Fra i Beati, invitati alla cena del Signore, ci sentiamo dire: beati i poveri, beati gli affamati. Saranno saziati. Partecipando a questa assemblea, abbiamo mangiato e ci siamo saziati: Dio ci ha soddisfatti nel nostro desiderio, la nostra brama non è stata delusa, perché Dio ha tanto amato il mondo da dare il suo unico Figlio. Fra quanti credono in lui, anche noi non periamo, ma abbiamo la vita eterna.

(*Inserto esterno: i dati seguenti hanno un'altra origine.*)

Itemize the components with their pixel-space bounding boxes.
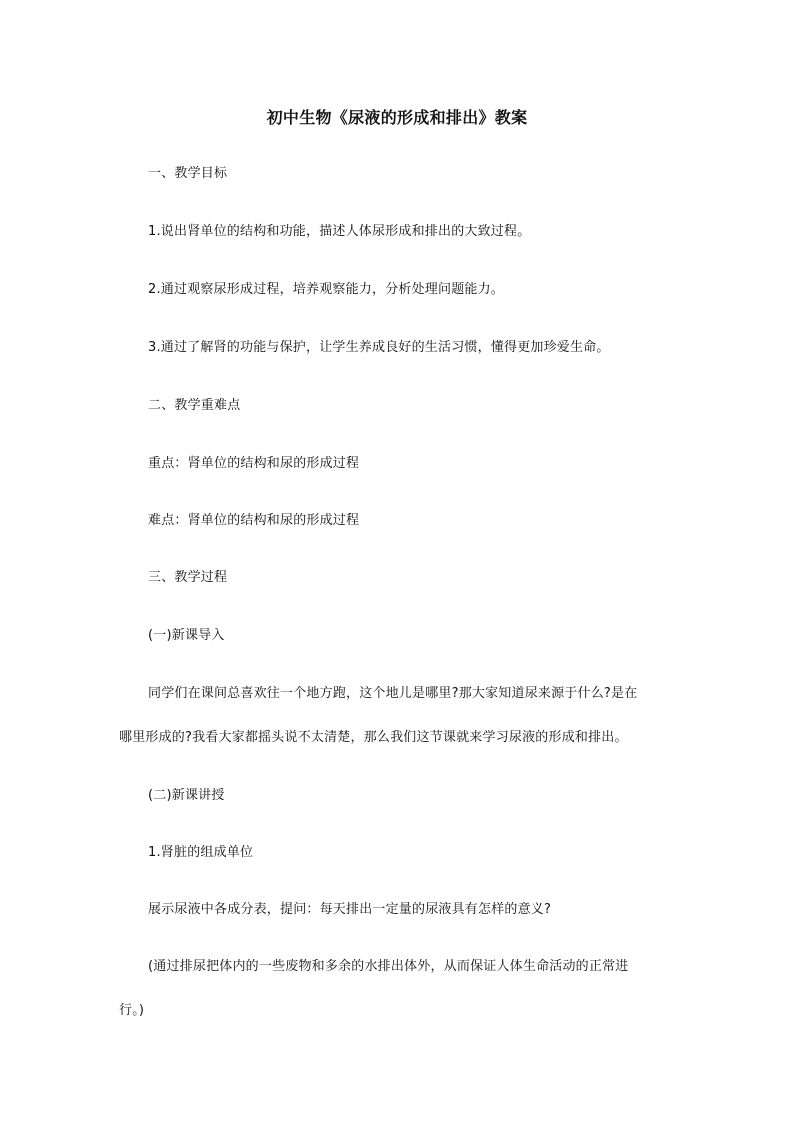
objective-3: 3.通过了解肾的功能与保护，让学生养成良好的生活习惯，懂得更加珍爱生命。 bbox=[148, 340, 610, 355]
urine-table-question: 展示尿液中各成分表，提问：每天排出一定量的尿液具有怎样的意义? bbox=[148, 902, 552, 917]
section-heading-key-points: 二、教学重难点 bbox=[148, 398, 241, 413]
document-title: 初中生物《尿液的形成和排出》教案 bbox=[266, 108, 528, 127]
kidney-unit-heading: 1.肾脏的组成单位 bbox=[148, 845, 254, 860]
subsection-teaching: (二)新课讲授 bbox=[148, 788, 225, 803]
answer-line-2: 行。) bbox=[119, 1003, 145, 1018]
section-heading-objectives: 一、教学目标 bbox=[148, 166, 228, 181]
section-heading-process: 三、教学过程 bbox=[148, 570, 228, 585]
difficult-point: 难点：肾单位的结构和尿的形成过程 bbox=[148, 513, 360, 528]
answer-line-1: (通过排尿把体内的一些废物和多余的水排出体外，从而保证人体生命活动的正常进 bbox=[148, 959, 629, 974]
objective-1: 1.说出肾单位的结构和功能，描述人体尿形成和排出的大致过程。 bbox=[148, 224, 531, 239]
intro-paragraph-line-2: 哪里形成的?我看大家都摇头说不太清楚，那么我们这节课就来学习尿液的形成和排出。 bbox=[119, 730, 628, 745]
subsection-intro: (一)新课导入 bbox=[148, 628, 225, 643]
objective-2: 2.通过观察尿形成过程，培养观察能力，分析处理问题能力。 bbox=[148, 282, 505, 297]
key-point: 重点：肾单位的结构和尿的形成过程 bbox=[148, 456, 360, 471]
intro-paragraph-line-1: 同学们在课间总喜欢往一个地方跑，这个地儿是哪里?那大家知道尿来源于什么?是在 bbox=[148, 686, 638, 701]
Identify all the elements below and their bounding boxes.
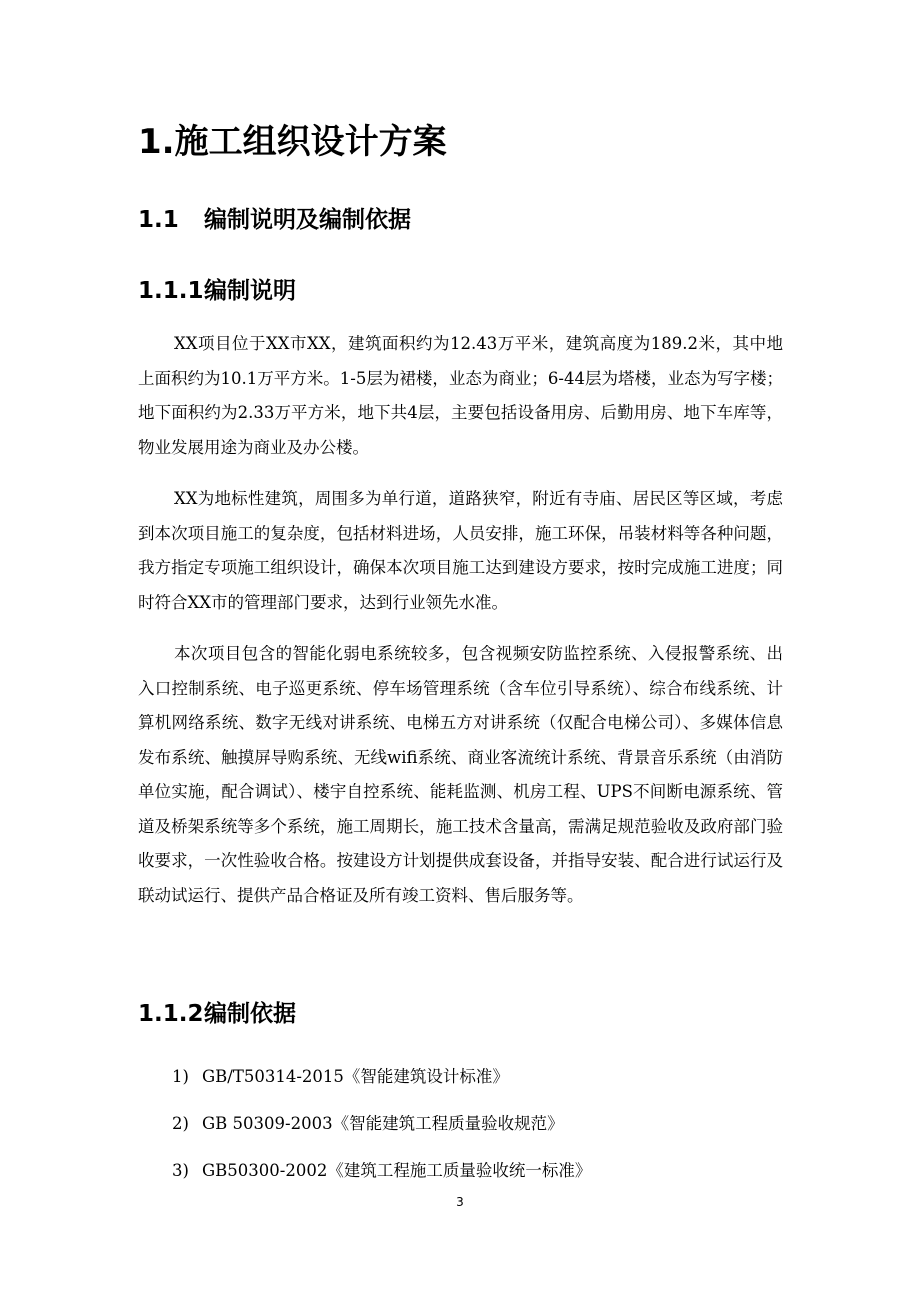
reference-text: GB 50309-2003《智能建筑工程质量验收规范》	[202, 1114, 564, 1133]
section-number: 1.1	[138, 207, 179, 233]
subsection-heading-2	[138, 995, 296, 1033]
reference-item	[172, 1109, 564, 1139]
reference-index: 3)	[172, 1161, 189, 1180]
subsection-heading-1	[138, 272, 296, 310]
page-number: 3	[456, 1195, 464, 1209]
paragraph-site-conditions: XX为地标性建筑，周围多为单行道，道路狭窄，附近有寺庙、居民区等区域，考虑到本次项目施工的复杂度，包括材料进场，人员安排，施工环保，吊装材料等各种问题，我方指定专项施工组织设计，确保本次项目施工达到建设方要求，按时完成施工进度；同时符合XX市的管理部门要求，达到行业领先水准。	[138, 489, 783, 612]
reference-item	[172, 1062, 509, 1092]
reference-text: GB/T50314-2015《智能建筑设计标准》	[202, 1067, 509, 1086]
chapter-heading: 1.施工组织设计方案	[138, 122, 447, 162]
section-heading	[138, 201, 411, 239]
subsection-title: 编制说明	[204, 278, 296, 304]
reference-text: GB50300-2002《建筑工程施工质量验收统一标准》	[202, 1161, 592, 1180]
subsection-title: 编制依据	[204, 1001, 296, 1027]
reference-index: 1)	[172, 1067, 189, 1086]
subsection-number: 1.1.2	[138, 1001, 204, 1027]
paragraph-project-overview: XX项目位于XX市XX，建筑面积约为12.43万平米，建筑高度为189.2米，其中地上面积约为10.1万平方米。1-5层为裙楼，业态为商业；6-44层为塔楼，业态为写字楼；地下面积约为2.33万平方米，地下共4层，主要包括设备用房、后勤用房、地下车库等，物业发展用途为商业及办公楼。	[138, 334, 783, 457]
reference-index: 2)	[172, 1114, 189, 1133]
paragraph-system-scope: 本次项目包含的智能化弱电系统较多，包含视频安防监控系统、入侵报警系统、出入口控制系统、电子巡更系统、停车场管理系统（含车位引导系统）、综合布线系统、计算机网络系统、数字无线对讲系统、电梯五方对讲系统（仅配合电梯公司）、多媒体信息发布系统、触摸屏导购系统、无线wifi系统、商业客流统计系统、背景音乐系统（由消防单位实施，配合调试）、楼宇自控系统、能耗监测、机房工程、UPS不间断电源系统、管道及桥架系统等多个系统，施工周期长，施工技术含量高，需满足规范验收及政府部门验收要求，一次性验收合格。按建设方计划提供成套设备，并指导安装、配合进行试运行及联动试运行、提供产品合格证及所有竣工资料、售后服务等。	[138, 644, 783, 905]
section-title: 编制说明及编制依据	[204, 207, 411, 233]
reference-item	[172, 1156, 591, 1186]
subsection-number: 1.1.1	[138, 278, 204, 304]
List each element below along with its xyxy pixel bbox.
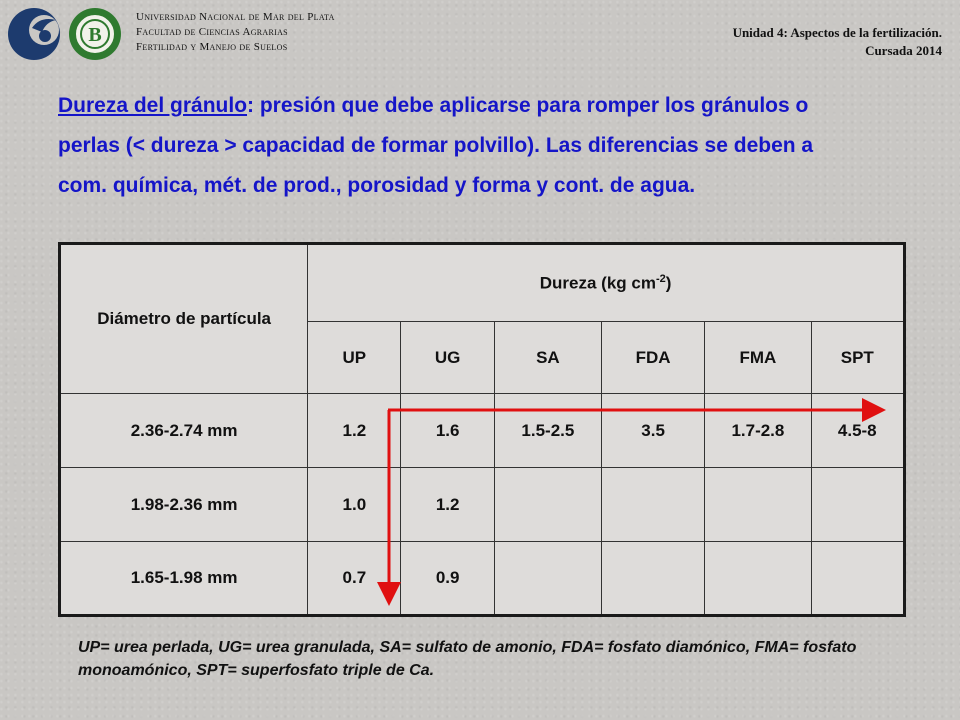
cell-up: 0.7 (308, 542, 401, 616)
definition-term: Dureza del gránulo (58, 94, 248, 117)
table-row (60, 394, 905, 468)
column-header-up: UP (308, 322, 401, 394)
cell-ug: 0.9 (401, 542, 494, 616)
abbreviation-legend: UP= urea perlada, UG= urea granulada, SA= sulfato de amonio, FDA= fosfato diamónico, FMA= fosfato monoamónico, SPT= superfosfato triple de Ca. (78, 639, 857, 679)
university-logo-icon (4, 6, 64, 62)
row-diameter: 1.98-2.36 mm (60, 468, 308, 542)
hardness-header (308, 244, 905, 322)
faculty-logo-letter: B (88, 24, 102, 46)
cell-spt: 4.5-8 (811, 394, 904, 468)
course-name: Fertilidad y Manejo de Suelos (136, 41, 288, 53)
slide-header (0, 0, 960, 72)
institution-block (136, 10, 335, 55)
cell-fda (601, 468, 704, 542)
table-header-row (60, 244, 905, 322)
row-diameter: 1.65-1.98 mm (60, 542, 308, 616)
row-diameter: 2.36-2.74 mm (60, 394, 308, 468)
cell-sa: 1.5-2.5 (494, 394, 601, 468)
column-header-spt: SPT (811, 322, 904, 394)
faculty-name: Facultad de Ciencias Agrarias (136, 26, 288, 38)
cell-fma (705, 542, 811, 616)
hardness-header-exponent: -2 (655, 272, 666, 285)
hardness-header-label: Dureza (kg cm (539, 273, 656, 293)
unit-title: Unidad 4: Aspectos de la fertilización. (732, 25, 942, 40)
cell-spt (811, 542, 904, 616)
column-header-ug: UG (401, 322, 494, 394)
hardness-table (58, 242, 906, 617)
cell-fda: 3.5 (601, 394, 704, 468)
cell-sa (494, 468, 601, 542)
hardness-header-close: ) (665, 273, 672, 293)
cell-fma: 1.7-2.8 (705, 394, 811, 468)
university-name: Universidad Nacional de Mar del Plata (136, 11, 335, 23)
cell-up: 1.2 (308, 394, 401, 468)
column-header-sa: SA (494, 322, 601, 394)
column-header-fda: FDA (601, 322, 704, 394)
course-year: Cursada 2014 (865, 43, 942, 58)
cell-spt (811, 468, 904, 542)
unit-info (733, 24, 942, 60)
table-row (60, 468, 905, 542)
cell-sa (494, 542, 601, 616)
column-header-fma: FMA (705, 322, 811, 394)
diameter-header: Diámetro de partícula (60, 244, 308, 394)
cell-fda (601, 542, 704, 616)
definition-paragraph (58, 86, 858, 206)
cell-up: 1.0 (308, 468, 401, 542)
table-row (60, 542, 905, 616)
definition-text: : presión que debe aplicarse para romper los gránulos o perlas (< dureza > capacidad de formar polvillo). Las diferencias se deben a com. química, mét. de prod., porosidad y forma y cont. de agua. (58, 94, 814, 197)
cell-ug: 1.6 (401, 394, 494, 468)
cell-fma (705, 468, 811, 542)
faculty-logo-icon (64, 6, 126, 62)
cell-ug: 1.2 (401, 468, 494, 542)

Gesù ci dice:
«Beati voi, poveri, perché vostro è il regno di Dio». E noi diciamo al Padre: “Signore, che ci hai nutriti al convito eucaristico, fa’ che ricerchiamo sempre quei beni che ci danno la vera vita. Per Cristo nostro Signore. Amen”.
Usciamo da questa assemblea con fiducia. Sulla bocca e nel comportamento risuoni l’invito alla «felicità» di chi confida nel Signore; di chi porta la pace vera e non accomodata a scapito specie dei «poveri».

CONTEMPLAZIONE
Nella chiesa il Padre convoca i credenti in Cristo, in cinque tappe (v. LG 2); contempliamo oggi nei suoi cinque momenti, per es., La fiducia:
prefigurata, sin dall’inizio, nella Creazione: fiducia, di una persona in un’altra che cerca il bene;
figurata, nella storia d’Israele, antica alleanza fiducia, di Dio nell’uomo che stenda la sua mano verso di Lui;
compiuta, in Cristo Gesù, negli ultimi tempi: fiducia, di Gesù nel Padre che lo risuscita da morte;
manifesta, nella chiesa, per lo Spirito effuso: fiducia, di Gesù nell’uomo che lo riconosce unico Salvatore;
completa, alla fine, nella gloria della Trinità. fiducia, dell’umanità nei beni che danno la vera vita.

Preghiamo:
O Padre, che inviti i poveri a rallegrarsi ed esultare, perché grande è la loro ricompensa nei cieli; concedi al tuo popolo di essere povero: di porre in te la sua speranza. Per Cristo nostro Signore. Amen.

Condividiamo la nostra preghiera (neretto) nello schema della preghiera ecclesiale (colori).